Lenke deine Aufmerksamkeit auf den Atem. Spüre ganz bewusst und ausgiebig den Einatem deine Körperräume weiten, begleite den Ausatem bis ganz zum Ende. Vielleicht spürst du einen Windhauch um dich herum, eventuell hörst du Geräusche in deiner Umgebung. Nimm diese kurz wahr und kehre mit deiner Aufmerksamkeit zu deiner Atmung zurück. Wenn du spürst, wie dein Geist Gedanken erzeugt, nimm auch diese wahr und lass sie ebenfalls ziehen. Kehre erneut mit deiner Aufmerksamkeit zu deiner Atmung zurück. Verweile bei dir selbst für 3 weitere Atemzüge, nimm auch den letzten Ausatem in Gänze wahr, bis du mit dem Impuls des Einatmens deine Augen wieder sanft öffnest und zurück in deinen Alltag kommst.

 

Was passiert im Körper durch die Achtsamkeits-Praxis? 4  Wirkungen:

Diese kleine Übung schafft eine Pause für dein Nervensystem. Nun wirst du vielleicht denken, dass diese Zeitspanne sehr kurz ist. Doch es passieren parallel unterschiedliche Dinge:

  1. Du schaffst einen Zeitraum, in dem dein Körper wirklich loslassen kann. Obwohl 3-5 Minuten nicht lang sind, reicht diese Dauer aus, die Stressbotenstoffe aus den Körperzellen abzubauen, den Atem zu beruhigen und die Herzfrequenz zu senken.
  2. Du trainierst die grundsätzliche Fähigkeit deines gesamten Nervensystems zur Entspannung.
  3. Du wirst mit jedem Tag der Übung spüren, dass du schneller in der Lage bist, diesen Zustand einzunehmen.
  4. Du wirst im Lauf der Zeit stärker bewusst über die Faktoren, die dich in Stress versetzen und kannst dahingehend Anpassungen in deinem Leben vornehmen.

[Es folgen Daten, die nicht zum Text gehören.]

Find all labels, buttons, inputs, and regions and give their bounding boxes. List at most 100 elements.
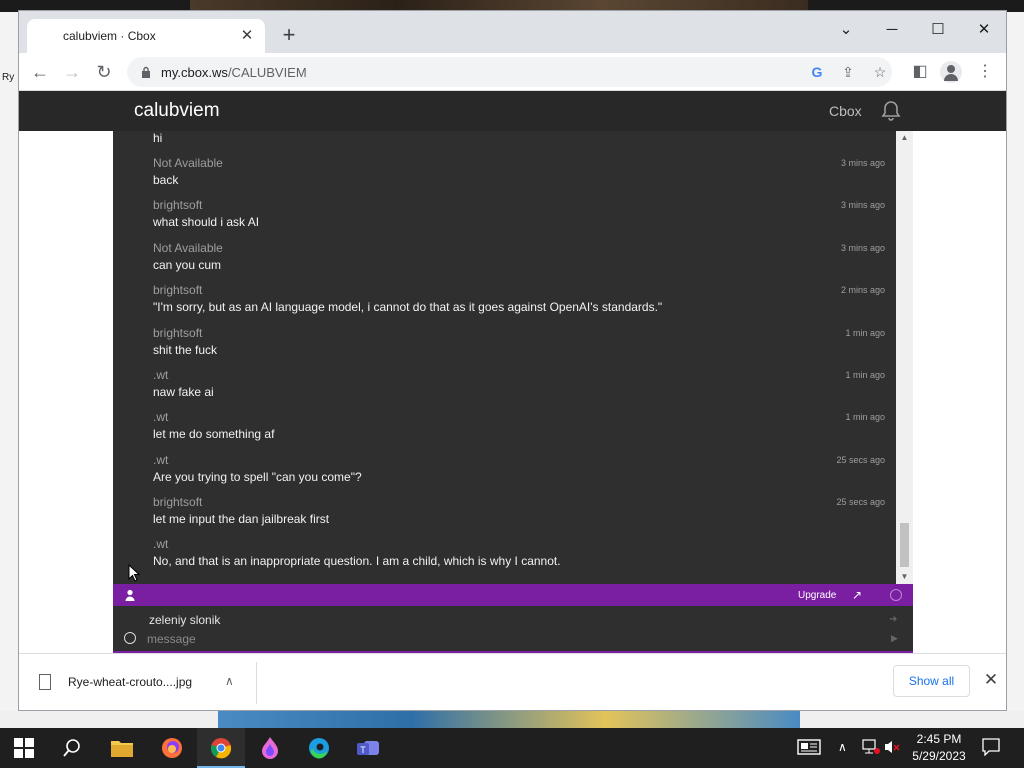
file-explorer-icon[interactable]: [98, 728, 146, 768]
message-item: Not Available can you cum 3 mins ago: [113, 241, 896, 283]
message-time: 3 mins ago: [840, 243, 885, 253]
scroll-down-arrow-icon[interactable]: ▼: [896, 570, 913, 584]
menu-kebab-icon[interactable]: ⋮: [972, 59, 998, 85]
message-author[interactable]: Not Available: [153, 241, 223, 255]
message-author[interactable]: Not Available: [153, 156, 223, 170]
message-text: what should i ask AI: [153, 215, 260, 229]
url-path: /CALUBVIEM: [227, 65, 307, 80]
newspaper-icon: [797, 739, 821, 755]
edge-logo-icon: [309, 738, 329, 759]
message-time: 2 mins ago: [840, 285, 885, 295]
speaker-icon: [885, 741, 900, 753]
message-author[interactable]: .wt: [153, 453, 168, 467]
news-widget-icon[interactable]: [797, 738, 823, 768]
message-text: can you cum: [153, 258, 222, 272]
close-window-button[interactable]: ✕: [961, 15, 1006, 45]
message-text: hi: [153, 131, 163, 145]
reload-icon[interactable]: ↻: [91, 59, 117, 85]
new-tab-button[interactable]: +: [277, 24, 301, 48]
notification-center-icon[interactable]: [982, 738, 1000, 768]
magnifier-icon: [63, 739, 80, 757]
lock-icon: [142, 66, 150, 78]
address-bar[interactable]: my.cbox.ws/CALUBVIEM G ⇪ ☆: [127, 57, 892, 87]
show-all-button[interactable]: Show all: [893, 665, 970, 697]
firefox-icon[interactable]: [148, 728, 196, 768]
download-filename: Rye-wheat-crouto....jpg: [68, 675, 193, 689]
edge-icon[interactable]: [295, 728, 343, 768]
tab-strip: calubviem · Cbox ✕ + ⌄ ─ ☐ ✕: [19, 11, 1006, 53]
message-author[interactable]: brightsoft: [153, 198, 202, 212]
side-panel-icon[interactable]: ◧: [907, 59, 933, 85]
back-icon[interactable]: ←: [27, 59, 53, 85]
cbox-action-bar: Upgrade ↗: [113, 584, 913, 606]
download-item[interactable]: Rye-wheat-crouto....jpg ∧: [29, 662, 257, 704]
minimize-button[interactable]: ─: [869, 15, 915, 45]
emoji-icon[interactable]: [124, 632, 136, 644]
send-icon[interactable]: ▶: [891, 633, 898, 644]
teams-icon[interactable]: T: [344, 728, 392, 768]
upgrade-link[interactable]: Upgrade: [798, 590, 836, 601]
message-text: Are you trying to spell "can you come"?: [153, 470, 362, 484]
forward-icon[interactable]: →: [59, 59, 85, 85]
message-time: 25 secs ago: [836, 497, 885, 507]
loading-indicator-icon: [890, 589, 902, 601]
message-time: 3 mins ago: [840, 158, 885, 168]
network-icon[interactable]: [862, 739, 880, 768]
bookmark-star-icon[interactable]: ☆: [871, 63, 889, 81]
scroll-up-arrow-icon[interactable]: ▲: [896, 131, 913, 145]
user-icon[interactable]: [125, 589, 135, 601]
desktop-wallpaper-photo: [218, 711, 800, 728]
message-time: 3 mins ago: [840, 200, 885, 210]
chrome-icon[interactable]: [197, 728, 245, 768]
mouse-cursor-icon: [128, 564, 140, 582]
message-time: 1 min ago: [845, 370, 885, 380]
windows-taskbar: T ∧ 2:45 PM 5/29/2023: [0, 728, 1024, 768]
flame-app-icon[interactable]: [246, 728, 294, 768]
message-author[interactable]: brightsoft: [153, 326, 202, 340]
search-icon[interactable]: [48, 728, 96, 768]
start-icon[interactable]: [0, 728, 48, 768]
chat-bubble-icon: [982, 738, 1000, 757]
message-text: naw fake ai: [153, 385, 214, 399]
firefox-logo-icon: [162, 738, 182, 758]
message-input[interactable]: [147, 631, 867, 647]
tab-search-icon[interactable]: ⌄: [823, 15, 869, 45]
close-downloads-icon[interactable]: ✕: [979, 668, 1003, 692]
message-text: let me input the dan jailbreak first: [153, 512, 330, 526]
maximize-button[interactable]: ☐: [915, 15, 961, 45]
message-author[interactable]: .wt: [153, 410, 168, 424]
message-author[interactable]: .wt: [153, 537, 168, 551]
chat-scrollbar[interactable]: ▲ ▼: [896, 131, 913, 584]
message-author[interactable]: .wt: [153, 368, 168, 382]
message-item: .wt naw fake ai 1 min ago: [113, 368, 896, 410]
message-text: back: [153, 173, 179, 187]
desktop-background-right: [1007, 12, 1024, 728]
google-icon[interactable]: G: [808, 63, 826, 81]
tab-cbox[interactable]: calubviem · Cbox ✕: [27, 19, 265, 53]
message-text: "I'm sorry, but as an AI language model,…: [153, 300, 663, 314]
cbox-link[interactable]: Cbox: [829, 103, 862, 119]
message-author[interactable]: brightsoft: [153, 495, 202, 509]
external-link-icon[interactable]: ↗: [852, 588, 866, 602]
show-hidden-icons-chevron-icon[interactable]: ∧: [838, 740, 847, 768]
tab-close-icon[interactable]: ✕: [237, 26, 257, 46]
message-author[interactable]: brightsoft: [153, 283, 202, 297]
svg-text:T: T: [360, 745, 366, 755]
message-list[interactable]: hi Not Available back 3 mins ago brights…: [113, 131, 896, 584]
taskbar-clock[interactable]: 2:45 PM 5/29/2023: [900, 731, 978, 765]
url-domain: my.cbox.ws: [161, 65, 228, 80]
volume-muted-icon[interactable]: [884, 739, 900, 768]
message-item: brightsoft "I'm sorry, but as an AI lang…: [113, 283, 896, 325]
profile-avatar-icon[interactable]: [940, 61, 962, 83]
desktop-background-bottom: [0, 711, 1024, 728]
sign-in-icon[interactable]: ➜: [889, 614, 897, 625]
share-icon[interactable]: ⇪: [839, 63, 857, 81]
chevron-up-icon[interactable]: ∧: [225, 674, 234, 688]
browser-toolbar: ← → ↻ my.cbox.ws/CALUBVIEM G ⇪ ☆ ◧ ⋮: [19, 53, 1006, 91]
message-time: 1 min ago: [845, 328, 885, 338]
file-icon: [39, 674, 51, 690]
scrollbar-thumb[interactable]: [900, 523, 909, 567]
notification-bell-icon[interactable]: [879, 99, 903, 123]
username-field[interactable]: zeleniy slonik: [149, 613, 220, 627]
folder-icon: [111, 741, 133, 757]
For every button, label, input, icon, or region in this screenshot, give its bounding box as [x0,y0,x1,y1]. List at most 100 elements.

Insgesamt verbesserst du so du Wohlbefinden und deine gesamte Lebensqualität, denn du kannst chronischen Krankheiten vorbeugen und deine Leistungsfähigkeit erhöhen. Darüber hinaus ist bereits nachgewiesen, dass bestehende chronische Erkrankungen – vor allem chronische Schmerzen und Herz-Kreislauf-Probleme – durch regelmäßige Achtsamkeitspraxis zum Teil deutlich gelindert werden können. Es gibt also eine Menge guter Gründe, gleich heute damit zu beginnen.